84.8 percent of iPhone owners use the device to browse the web, according to a new study by M:Metrics. That’s a staggering number when you compare it to the rest of the market: Only 13.1 percent of people who own other types of cellphones are using their phones for the same purpose. Even on other smartphones, only 58.2 percent use their phones to browse the web.
These numbers suggest that Apple chief executive Steve Jobs was right when he said the iPhone would change the way people use mobile devices to browse the Internet. At the All Things D conference in May of last year (just prior to the iPhone launch) Jobs said, “You’ve used the internet on your phone, it’s terrible! You get the baby Internet, or the mobile Internet — people want the real Internet on their phone. We are going to deliver that.”
It’s interesting to note that the “real” Internet that Jobs talked about has changed somewhat as a result of the iPhone. A number of sites, including Facebook, have made pages specifically built for the device. Things could change even more when the third-party applications developed with the iPhone’s SDK (software development kit) begin to come out in June (our coverage).
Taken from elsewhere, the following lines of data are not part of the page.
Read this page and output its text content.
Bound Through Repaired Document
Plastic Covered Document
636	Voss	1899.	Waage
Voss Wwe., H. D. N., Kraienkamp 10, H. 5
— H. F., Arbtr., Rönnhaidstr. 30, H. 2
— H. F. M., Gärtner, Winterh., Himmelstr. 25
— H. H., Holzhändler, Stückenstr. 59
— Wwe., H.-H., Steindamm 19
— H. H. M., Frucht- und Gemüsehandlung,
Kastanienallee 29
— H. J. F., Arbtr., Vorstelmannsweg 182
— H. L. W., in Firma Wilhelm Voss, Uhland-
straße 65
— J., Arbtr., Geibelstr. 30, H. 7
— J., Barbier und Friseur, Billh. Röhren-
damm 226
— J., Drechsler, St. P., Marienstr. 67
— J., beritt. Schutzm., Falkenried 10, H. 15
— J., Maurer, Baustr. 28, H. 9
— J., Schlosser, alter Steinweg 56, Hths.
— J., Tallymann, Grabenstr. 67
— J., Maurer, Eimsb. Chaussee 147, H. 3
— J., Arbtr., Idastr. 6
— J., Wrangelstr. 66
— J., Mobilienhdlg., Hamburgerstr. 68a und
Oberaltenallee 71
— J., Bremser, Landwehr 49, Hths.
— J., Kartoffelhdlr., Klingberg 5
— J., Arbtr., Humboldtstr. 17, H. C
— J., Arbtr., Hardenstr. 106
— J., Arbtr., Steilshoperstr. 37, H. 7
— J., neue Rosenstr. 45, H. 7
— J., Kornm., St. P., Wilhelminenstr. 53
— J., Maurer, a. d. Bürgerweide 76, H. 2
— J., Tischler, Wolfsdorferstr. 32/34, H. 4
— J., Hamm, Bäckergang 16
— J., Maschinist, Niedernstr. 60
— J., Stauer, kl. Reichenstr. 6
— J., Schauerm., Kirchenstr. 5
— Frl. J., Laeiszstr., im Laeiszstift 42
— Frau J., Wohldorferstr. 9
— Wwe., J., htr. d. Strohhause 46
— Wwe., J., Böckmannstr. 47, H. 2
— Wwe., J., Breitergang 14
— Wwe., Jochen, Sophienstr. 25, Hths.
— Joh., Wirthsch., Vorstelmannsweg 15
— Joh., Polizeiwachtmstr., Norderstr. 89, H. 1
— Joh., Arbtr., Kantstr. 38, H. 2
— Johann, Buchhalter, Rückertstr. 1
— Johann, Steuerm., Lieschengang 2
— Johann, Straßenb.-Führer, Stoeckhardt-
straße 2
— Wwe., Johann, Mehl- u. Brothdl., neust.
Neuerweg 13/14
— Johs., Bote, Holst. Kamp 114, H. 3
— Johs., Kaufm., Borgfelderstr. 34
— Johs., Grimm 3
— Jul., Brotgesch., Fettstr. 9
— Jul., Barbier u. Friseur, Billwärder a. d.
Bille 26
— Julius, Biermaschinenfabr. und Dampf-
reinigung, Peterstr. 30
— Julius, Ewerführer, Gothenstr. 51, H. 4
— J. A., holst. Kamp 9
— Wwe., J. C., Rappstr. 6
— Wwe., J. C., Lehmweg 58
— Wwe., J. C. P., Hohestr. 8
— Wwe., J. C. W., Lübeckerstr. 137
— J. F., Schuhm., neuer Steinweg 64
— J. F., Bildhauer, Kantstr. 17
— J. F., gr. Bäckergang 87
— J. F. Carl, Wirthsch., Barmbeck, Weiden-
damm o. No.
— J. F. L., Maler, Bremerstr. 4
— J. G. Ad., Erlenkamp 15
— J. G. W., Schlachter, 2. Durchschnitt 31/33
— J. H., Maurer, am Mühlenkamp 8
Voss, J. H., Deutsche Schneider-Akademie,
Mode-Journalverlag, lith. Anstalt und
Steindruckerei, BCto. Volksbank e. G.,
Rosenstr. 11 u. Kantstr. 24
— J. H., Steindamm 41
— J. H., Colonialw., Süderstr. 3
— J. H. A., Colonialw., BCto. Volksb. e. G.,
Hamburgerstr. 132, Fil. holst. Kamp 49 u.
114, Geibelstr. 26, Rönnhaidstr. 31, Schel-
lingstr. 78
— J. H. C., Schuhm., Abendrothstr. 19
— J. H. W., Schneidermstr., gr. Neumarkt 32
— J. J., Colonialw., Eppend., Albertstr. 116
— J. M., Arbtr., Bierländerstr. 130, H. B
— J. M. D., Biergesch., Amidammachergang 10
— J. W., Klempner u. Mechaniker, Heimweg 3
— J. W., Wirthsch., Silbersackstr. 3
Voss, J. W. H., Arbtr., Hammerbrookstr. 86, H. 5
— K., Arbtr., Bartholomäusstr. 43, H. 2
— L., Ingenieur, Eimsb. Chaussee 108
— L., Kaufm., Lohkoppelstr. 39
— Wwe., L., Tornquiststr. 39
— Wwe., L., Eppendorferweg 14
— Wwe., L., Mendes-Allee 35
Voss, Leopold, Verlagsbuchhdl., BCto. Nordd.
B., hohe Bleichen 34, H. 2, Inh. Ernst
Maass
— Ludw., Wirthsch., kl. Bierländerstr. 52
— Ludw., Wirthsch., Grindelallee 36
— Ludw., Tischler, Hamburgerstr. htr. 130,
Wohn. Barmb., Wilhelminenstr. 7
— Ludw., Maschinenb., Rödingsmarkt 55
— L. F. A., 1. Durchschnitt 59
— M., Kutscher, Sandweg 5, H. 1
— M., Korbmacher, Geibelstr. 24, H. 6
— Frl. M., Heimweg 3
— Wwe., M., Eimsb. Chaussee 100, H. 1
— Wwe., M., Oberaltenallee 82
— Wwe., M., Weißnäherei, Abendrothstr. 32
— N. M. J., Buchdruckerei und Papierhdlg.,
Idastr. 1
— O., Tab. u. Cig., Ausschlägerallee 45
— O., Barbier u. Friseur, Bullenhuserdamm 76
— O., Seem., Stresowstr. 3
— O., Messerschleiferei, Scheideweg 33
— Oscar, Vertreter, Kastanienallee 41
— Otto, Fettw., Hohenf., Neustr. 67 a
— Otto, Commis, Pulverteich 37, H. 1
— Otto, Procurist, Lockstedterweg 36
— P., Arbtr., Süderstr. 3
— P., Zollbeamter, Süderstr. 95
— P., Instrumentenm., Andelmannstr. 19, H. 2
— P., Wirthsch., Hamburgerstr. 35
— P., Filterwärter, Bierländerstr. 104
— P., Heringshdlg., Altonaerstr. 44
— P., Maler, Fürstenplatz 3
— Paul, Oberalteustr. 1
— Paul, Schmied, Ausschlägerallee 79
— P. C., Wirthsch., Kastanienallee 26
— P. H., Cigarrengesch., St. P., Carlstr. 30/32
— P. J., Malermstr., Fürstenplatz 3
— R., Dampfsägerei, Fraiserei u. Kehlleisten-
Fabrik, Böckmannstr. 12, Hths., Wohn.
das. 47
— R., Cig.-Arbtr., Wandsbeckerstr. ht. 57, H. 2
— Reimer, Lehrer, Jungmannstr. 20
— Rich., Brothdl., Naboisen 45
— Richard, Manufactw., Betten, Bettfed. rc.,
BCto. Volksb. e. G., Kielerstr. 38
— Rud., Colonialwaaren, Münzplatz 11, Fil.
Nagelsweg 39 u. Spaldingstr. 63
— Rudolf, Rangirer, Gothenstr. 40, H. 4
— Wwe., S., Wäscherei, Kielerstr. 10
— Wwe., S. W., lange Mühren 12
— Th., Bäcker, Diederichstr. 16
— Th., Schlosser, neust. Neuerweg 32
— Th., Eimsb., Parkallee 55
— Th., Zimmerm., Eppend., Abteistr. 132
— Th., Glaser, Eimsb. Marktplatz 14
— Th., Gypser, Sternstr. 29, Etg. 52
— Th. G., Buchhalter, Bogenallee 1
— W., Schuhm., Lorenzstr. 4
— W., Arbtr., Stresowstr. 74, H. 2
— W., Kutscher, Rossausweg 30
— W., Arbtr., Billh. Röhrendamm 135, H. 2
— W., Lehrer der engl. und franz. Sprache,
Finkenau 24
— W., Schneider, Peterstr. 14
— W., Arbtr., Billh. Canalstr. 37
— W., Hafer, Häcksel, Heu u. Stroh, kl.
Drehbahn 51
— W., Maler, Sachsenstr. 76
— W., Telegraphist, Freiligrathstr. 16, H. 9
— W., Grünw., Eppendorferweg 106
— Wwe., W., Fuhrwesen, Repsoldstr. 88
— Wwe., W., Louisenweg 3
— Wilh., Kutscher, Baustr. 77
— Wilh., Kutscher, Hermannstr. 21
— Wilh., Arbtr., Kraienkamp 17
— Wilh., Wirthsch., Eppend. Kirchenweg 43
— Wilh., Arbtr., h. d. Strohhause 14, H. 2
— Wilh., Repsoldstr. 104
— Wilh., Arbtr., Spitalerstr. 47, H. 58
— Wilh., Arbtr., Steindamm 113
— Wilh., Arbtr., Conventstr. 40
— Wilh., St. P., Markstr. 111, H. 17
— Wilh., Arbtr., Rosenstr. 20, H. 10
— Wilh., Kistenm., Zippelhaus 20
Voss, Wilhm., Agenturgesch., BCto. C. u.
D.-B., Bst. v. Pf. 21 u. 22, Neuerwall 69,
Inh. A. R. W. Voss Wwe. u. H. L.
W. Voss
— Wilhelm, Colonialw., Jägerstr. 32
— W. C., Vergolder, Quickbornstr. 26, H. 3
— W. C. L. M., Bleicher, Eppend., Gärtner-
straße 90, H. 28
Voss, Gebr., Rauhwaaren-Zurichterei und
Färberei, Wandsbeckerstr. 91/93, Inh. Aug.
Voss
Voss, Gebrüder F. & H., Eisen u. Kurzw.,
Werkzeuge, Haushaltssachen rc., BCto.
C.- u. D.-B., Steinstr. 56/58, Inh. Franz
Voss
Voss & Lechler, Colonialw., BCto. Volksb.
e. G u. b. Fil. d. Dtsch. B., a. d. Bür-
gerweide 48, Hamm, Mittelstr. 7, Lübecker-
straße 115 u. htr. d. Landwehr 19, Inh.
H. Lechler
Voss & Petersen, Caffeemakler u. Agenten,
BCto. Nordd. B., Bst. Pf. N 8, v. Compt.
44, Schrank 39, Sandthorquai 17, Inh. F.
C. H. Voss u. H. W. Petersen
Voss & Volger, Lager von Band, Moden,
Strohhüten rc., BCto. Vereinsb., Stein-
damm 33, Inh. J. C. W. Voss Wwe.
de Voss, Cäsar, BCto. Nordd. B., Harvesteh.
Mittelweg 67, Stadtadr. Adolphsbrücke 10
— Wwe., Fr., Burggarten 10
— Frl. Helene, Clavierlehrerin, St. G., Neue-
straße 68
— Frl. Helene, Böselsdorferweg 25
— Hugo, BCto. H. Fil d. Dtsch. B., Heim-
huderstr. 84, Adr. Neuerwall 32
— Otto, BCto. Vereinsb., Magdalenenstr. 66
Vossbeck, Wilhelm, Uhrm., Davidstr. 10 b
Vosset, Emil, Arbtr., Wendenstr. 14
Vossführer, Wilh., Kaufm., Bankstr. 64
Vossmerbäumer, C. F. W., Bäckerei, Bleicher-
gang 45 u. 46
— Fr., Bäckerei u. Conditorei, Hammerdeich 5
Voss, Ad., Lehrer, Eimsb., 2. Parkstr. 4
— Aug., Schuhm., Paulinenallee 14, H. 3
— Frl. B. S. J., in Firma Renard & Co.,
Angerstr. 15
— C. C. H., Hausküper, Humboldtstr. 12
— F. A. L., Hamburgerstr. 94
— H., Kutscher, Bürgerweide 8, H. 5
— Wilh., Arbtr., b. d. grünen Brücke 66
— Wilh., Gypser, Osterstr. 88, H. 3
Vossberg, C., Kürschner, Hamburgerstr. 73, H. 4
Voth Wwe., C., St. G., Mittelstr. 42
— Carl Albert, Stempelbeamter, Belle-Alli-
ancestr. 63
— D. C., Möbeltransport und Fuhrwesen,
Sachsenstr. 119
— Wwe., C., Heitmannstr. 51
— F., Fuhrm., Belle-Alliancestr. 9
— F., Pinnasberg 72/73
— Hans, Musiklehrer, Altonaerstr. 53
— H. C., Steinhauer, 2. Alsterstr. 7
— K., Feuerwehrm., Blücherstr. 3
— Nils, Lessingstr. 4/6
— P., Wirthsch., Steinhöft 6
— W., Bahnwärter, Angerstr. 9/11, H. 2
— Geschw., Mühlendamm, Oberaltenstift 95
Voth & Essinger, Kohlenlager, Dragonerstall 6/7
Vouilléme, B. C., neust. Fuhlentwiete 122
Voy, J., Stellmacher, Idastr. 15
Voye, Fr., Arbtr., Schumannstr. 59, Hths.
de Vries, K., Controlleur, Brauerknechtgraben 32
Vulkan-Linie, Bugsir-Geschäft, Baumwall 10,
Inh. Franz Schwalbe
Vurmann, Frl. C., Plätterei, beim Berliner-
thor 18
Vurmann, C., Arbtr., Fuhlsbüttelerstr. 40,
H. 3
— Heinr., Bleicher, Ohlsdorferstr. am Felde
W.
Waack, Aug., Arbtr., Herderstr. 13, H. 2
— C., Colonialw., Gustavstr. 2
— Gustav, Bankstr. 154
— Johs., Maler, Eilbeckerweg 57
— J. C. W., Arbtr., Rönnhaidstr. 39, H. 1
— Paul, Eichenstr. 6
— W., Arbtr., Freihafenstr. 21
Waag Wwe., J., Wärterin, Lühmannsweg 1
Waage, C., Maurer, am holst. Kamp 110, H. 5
The other numbers from the study (in the table below) are just as impressive for the iPhone — especially the use of social networks on the device and naturally, the use of the device for music playback.
“Apple really made a device that is Internet-centric and really fits the kind of digital lifestyle that a lot of people who are jacked into the Internet all the time are used to,” Mark Donovan, an analyst at M:Metrics told The New York Times Bits blog.
Apple’s computer sales division saw some very encouraging numbers as well recently. A report from NPD says that in February Mac sales were up 60 percent from the year prior. This data also shows Apple’s share of the PC market growing from 9 percent a year ago to 14 percent in February 2008.